I was heading out to the ‘burbs for the baby shower of a friend.

This is a friend my husband and I met twenty years ago when Jim sat next to her on a flight from Shannon to Boston. Long story short, L decided to stay and we became friends with her, and with her family back in Ireland. She’s now a U.S. citizen, and she and her husband are expecting her first child. As her oldest friend in the States, I was delighted to be at the shower.

I’d been to her new home out in the burbs  – site of the shower – just once, and I had been a no-attention-paying passenger. (Her old house I knew how to get to.)

There was no GPS in my Zipcar. My ancient Blackberry doesn’t really navigate. And both printers in my house are broken. So I hand wrote the directions and hopped in my Zip.

Well, I may have skipped a step along the way. Or it may be the traditional Massachusetts problem, in which there are street signs on the side streets, but not on the main drags. In any case, I found myself tootling into Watertown, telling myself ‘hey, this is Watertown heading into Cambridge, not Waltham.’ And finding myself at the gates of Mt. Auburn Cemetery, which is where most of my husband’s ashes are at rest.

After a couple of gas station stops for directions, I did eventually find myself on the main street (a.k.a., Main Street) in Waltham. Well, this could have worked, except that I had no idea at this point which direction on Main Street I was headed in. And I couldn’t find the street I was looking for.

And then I saw the police car idling in the parking lot of yet another gas station.

So I pulled in and asked the officer for directions.

While the officer pulled up his online map, I went into a ramble about having to get to a shower. And having ended up at the gates of the cemetery where my husband is buried. And, by the way, on top of everything else, this would have been my wedding anniversary. (Not that we celebrated it, but still…) No doubt I threw in that, on the way to being lost, I drove by the funeral parlor where my cousin Charlie was waked, and the church where his funeral was held.

Officer John  – by now we were on a first name basis - started reeling off the directions. I laughingly asked him if he had a printer on board. He didn’t.

I thought I was being pretty funny about the whole thing, but I’m pretty sure that he was thinking, what a dizzy dame. (Or whatever young folks call dizzy dames these days. Maybe crazy old lady?)

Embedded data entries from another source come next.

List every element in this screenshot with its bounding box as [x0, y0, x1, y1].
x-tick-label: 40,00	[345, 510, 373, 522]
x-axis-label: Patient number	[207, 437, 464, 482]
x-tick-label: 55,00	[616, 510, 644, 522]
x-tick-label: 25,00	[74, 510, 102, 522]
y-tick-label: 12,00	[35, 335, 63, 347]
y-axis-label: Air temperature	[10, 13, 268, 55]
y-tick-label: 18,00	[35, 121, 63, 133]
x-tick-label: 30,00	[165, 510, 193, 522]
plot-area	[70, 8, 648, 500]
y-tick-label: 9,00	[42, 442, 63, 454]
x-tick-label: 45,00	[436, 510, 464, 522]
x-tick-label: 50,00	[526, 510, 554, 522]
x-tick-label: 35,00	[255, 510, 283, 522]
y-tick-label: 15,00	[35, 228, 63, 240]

As he watched me madly writing down the complex and convoluted directions, John shook his head and said, “You’re never going to find it.”

“Not unless you drive me there,”I joked.

“Okay,” he said. “Follow me.”

So I did, and after a complex and convoluted journey, I got to my street.

John stopped the patrol car. I got out of my Zip. And we hugged each other.

“Sorry about your husband,” he told me.

(Had I really played the old lady sympathy card that hard? Apparently so.)

Meanwhile, half the folks on this quiet residential street were looking out their windows to see what was going on.

One old white-haired grampy actually came out on his front steps and waved to me.

Maybe he was just welcoming me to the club.

1 comment:

Frederick Wright said...

What a wonderful way to end the week - but it says less about any purported 'crazy old lady' tendencies and more about life in the commonwealth. With our unnamed streets, convoluted directions, and voluble cops.